Since 2012 Mozilla moved to a fixed-schedule release model, otherwise known as the Train Model, in which we released Firefox every six weeks to get features and updates to users faster and move at the speed of the Web. In 2020 Mozilla switched to releasing every four weeks, hence, every four weeks the following merges take place: mozilla-beta => mozilla-release mozilla-central => mozilla-beta

Also: whattrainisitnow.com

We used to have an intermediate branch named ‘aurora’ in between central and beta but that was brought to end-of-life during April-May 2017. Instead, early beta releases are branded as ‘DevEdition’.

  1. What is a partner repack change for FF?

Partner repacks refer to 3rd party customized branded versions of Firefox that Mozilla is taking care of for some of its clients. With some exceptions, most of the partner reconfigs lie under private repositories. Mostly, the partner repacks don’t need too much of RelEng interference as all bits are held under private git repos and are directly handled by the partnering companies

  1. Is there calendar-based release scheduled for Thunderbird as for Firefox?

No. It’s irregular. Conversations happen on #tbdrivers and TB mailing list and they trigger their release in Ship-it.

  1. Why don’t I see update_verify_beta for dot releases?

From time to time, a handful of issues precipitate a dot release. When that happens, its behavior slightly varies from a normal release. A normal release (e.g. 43.0, 44.0, etc) has its RC shipped to beta channel first before making it to the release channel - for testing purposes, update verify steps are taking place both ways, hence update_verify_release and update_verify_beta steps. Upon a successful testing phase we ship the RC on the beta channel and then on the release channel, following which we merge the code for the next release cycle so that the beta release bumps its version. In the lights of this logic, a dot release (e.g. 43.0.1 or 44.0.1) happens a certain amount of time after the official release. For that reason, a dot release can’t be tested in beta channel as the at-that-moment beta version is greater than the dot release version, hence the updater would refuse to downgrade. Therefore, there is only one cycle of update_verify for dot releases (update_verify_release == update_verify in this case).

  1. Is there explicit signoff from RelMan for DevEdition builds?

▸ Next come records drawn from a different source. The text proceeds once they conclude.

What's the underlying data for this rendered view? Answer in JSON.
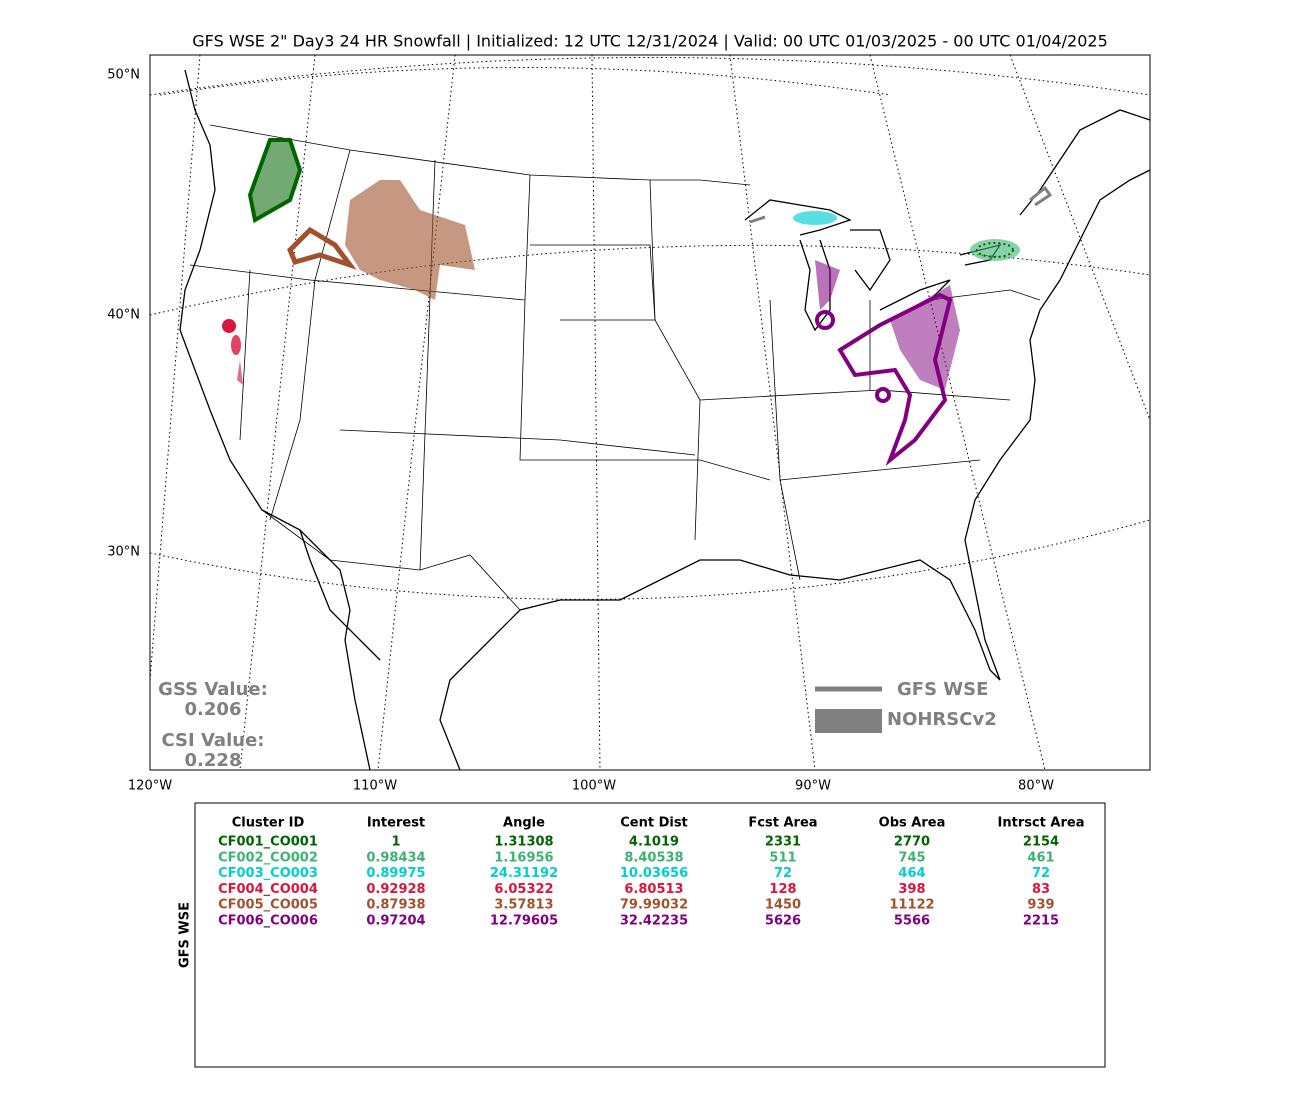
{
  "title": "GFS WSE 2\" Day3 24 HR Snowfall | Initialized: 12 UTC 12/31/2024 | Valid: 00 UTC 01/03/2025 - 00 UTC 01/04/2025",
  "map": {
    "lat_labels": [
      "50°N",
      "40°N",
      "30°N"
    ],
    "lon_labels": [
      "120°W",
      "110°W",
      "100°W",
      "90°W",
      "80°W"
    ],
    "stats": [
      {
        "label": "GSS Value:",
        "value": "0.206"
      },
      {
        "label": "CSI Value:",
        "value": "0.228"
      }
    ],
    "legend": [
      {
        "label": "GFS WSE",
        "color": "#808080"
      },
      {
        "label": "NOHRSCv2",
        "color": "#808080"
      }
    ]
  },
  "table": {
    "side_label": "GFS WSE",
    "columns": [
      "Cluster ID",
      "Interest",
      "Angle",
      "Cent Dist",
      "Fcst Area",
      "Obs Area",
      "Intrsct Area"
    ],
    "rows": [
      {
        "color": "#006400",
        "cells": [
          "CF001_CO001",
          1,
          1.31308,
          4.1019,
          2331,
          2770,
          2154
        ]
      },
      {
        "color": "#3cb371",
        "cells": [
          "CF002_CO002",
          0.98434,
          1.16956,
          8.40538,
          511,
          745,
          461
        ]
      },
      {
        "color": "#00ced1",
        "cells": [
          "CF003_CO003",
          0.89975,
          24.31192,
          10.03656,
          72,
          464,
          72
        ]
      },
      {
        "color": "#dc143c",
        "cells": [
          "CF004_CO004",
          0.92928,
          6.05322,
          6.80513,
          128,
          398,
          83
        ]
      },
      {
        "color": "#a0522d",
        "cells": [
          "CF005_CO005",
          0.87938,
          3.57813,
          79.99032,
          1450,
          11122,
          939
        ]
      },
      {
        "color": "#800080",
        "cells": [
          "CF006_CO006",
          0.97204,
          12.79605,
          32.42235,
          5626,
          5566,
          2215
        ]
      }
    ]
  }
}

No, after b1, there isn’t signoff from RelMan on DevEdition builds. QA only verifies the DevEdition builds every two weeks. With the exception of b1, and assuming all the tasks complete as expected, the DevEdition builds should be shipped at the same time as we receive signoff for the corresponding desktop builds.

  1. How do I coordinate with marketing on release day?

Join the #release-coordination channel on Mozilla Slack

  1. What is cdntest and localtest?

-cdntest and -localtest channels serve releases from the releases directory (mirrors or CDN) or candidates directory depending on the release and channel. They are testing channels used before we serve from the real update channel, but they use the actual files that will be served once a release is published.

  1. What’s the difference between Firefox and DevEdition?

In the beta cycle, Firefox and Devedition are different products built based on the same in-tree revision. Their functionality is the same but branding options differ.

  1. What do the terms ``releases directory``, ``mirrors`` and ``CDN`` mean?

releases directory, mirrors and CDN are different terms for the same concept - the CDN from which shipped releases are served.

  1. What does watershed mean?

watershed refers to a situation when we release a new version of a product (Firefox 57), but users on an older version (Firefox 53) are not able to update. This is a watershed and we would need to ensure we don’t serve invalid updates.